On the day of his death, he was at the museum. A horrendously heavy night of drinking had left him wandering zig-zag with a bottle of rum in his hand all around town. A suspiciously mangy creature followed him, eyes rolling, lips wet. Soon enough and somehow or other he had stumbled towards the museum, and it seemed to him natural that, since he had come this far, why not give himself a free tour? The time seems right to see the history of our little ickle earth, what with the dinosaurs, and the fossils, and the artefacts, and all that science, mystery, legend... "Fucking monkeys," he thought. And so he broke in, walked halfway down the hall and passed out. Asleep, he went on to choke on his own vomit and die; he didn't even have the reigns to his life in his hands at the moment of his passing. Fucking monkeys.
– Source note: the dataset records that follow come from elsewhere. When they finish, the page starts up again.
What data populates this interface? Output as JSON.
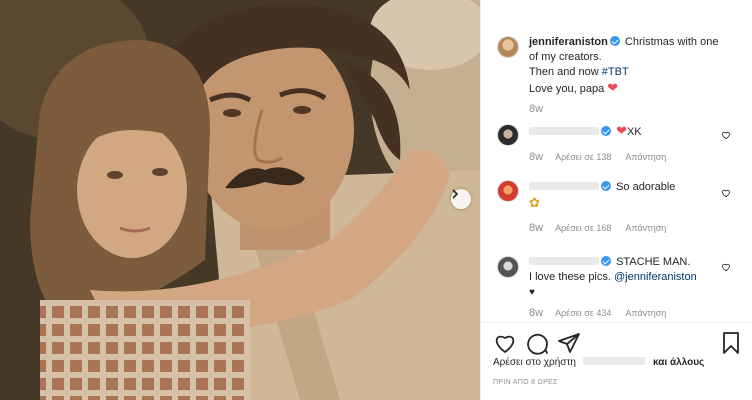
{
  "post": {
    "username": "jenniferaniston",
    "caption_line1": "Christmas with one",
    "caption_line2": "of my creators.",
    "caption_line3_prefix": "Then and now",
    "hashtag": "#TBT",
    "caption_line4": "Love you, papa",
    "time": "8w"
  },
  "comments": [
    {
      "text": "XK",
      "time": "8w",
      "likes": "Αρέσει σε 138",
      "reply": "Απάντηση"
    },
    {
      "text": "So adorable",
      "time": "8w",
      "likes": "Αρέσει σε 168",
      "reply": "Απάντηση"
    },
    {
      "text1": "STACHE MAN.",
      "text2": "I love these pics.",
      "mention": "@jenniferaniston",
      "time": "8w",
      "likes": "Αρέσει σε 434",
      "reply": "Απάντηση"
    }
  ],
  "footer": {
    "likes_prefix": "Αρέσει στο χρήστη",
    "likes_suffix": "και άλλους",
    "posted": "ΠΡΙΝ ΑΠΟ 8 ΩΡΕΣ"
  },
  "icons": [
    "heart-icon",
    "comment-icon",
    "share-icon",
    "bookmark-icon",
    "verified-icon",
    "next-arrow-icon"
  ],
  "colors": {
    "link": "#00376b",
    "heart": "#ed4956",
    "verified": "#3897f0",
    "meta": "#8e8e8e"
  }
}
If anything, she was jealous. Her eyes had not delivered tears when she heard of His death. Her eyes had delivered only a look of confusion, and then a look of anger, and then a look of acceptance. And the next day it was a look of jealousy. It always leads to jealousy with these people, thought God, the most jealous of them all. And so, now she was all alone, and the house was as empty as her mind. She only felt grief and a curiously large amount of self-pity. In her coming years, she will never realise that the change she had wanted, the excitement she craved all her life, was always within reach, always in her hands. She only had to reach out and grab it, and shove it out towards the sky for all the stars to see. In the coming years, she will inevitably fail, spiritually, to realise that she, like so many of us, has lived the life of a vegetable. And on the day of her death she, just like him, will regret every day of her life. Perhaps she will not falter with her own reigns, but that's just a post-script to the gargantuan, treacherous parasite that is regret.
And those of us who do not experience life, but rather passively drift by without empathy, without compassion, within the dystopia of spirit-crushing capitalism, we shall all regret, and never be able to escape this samsara.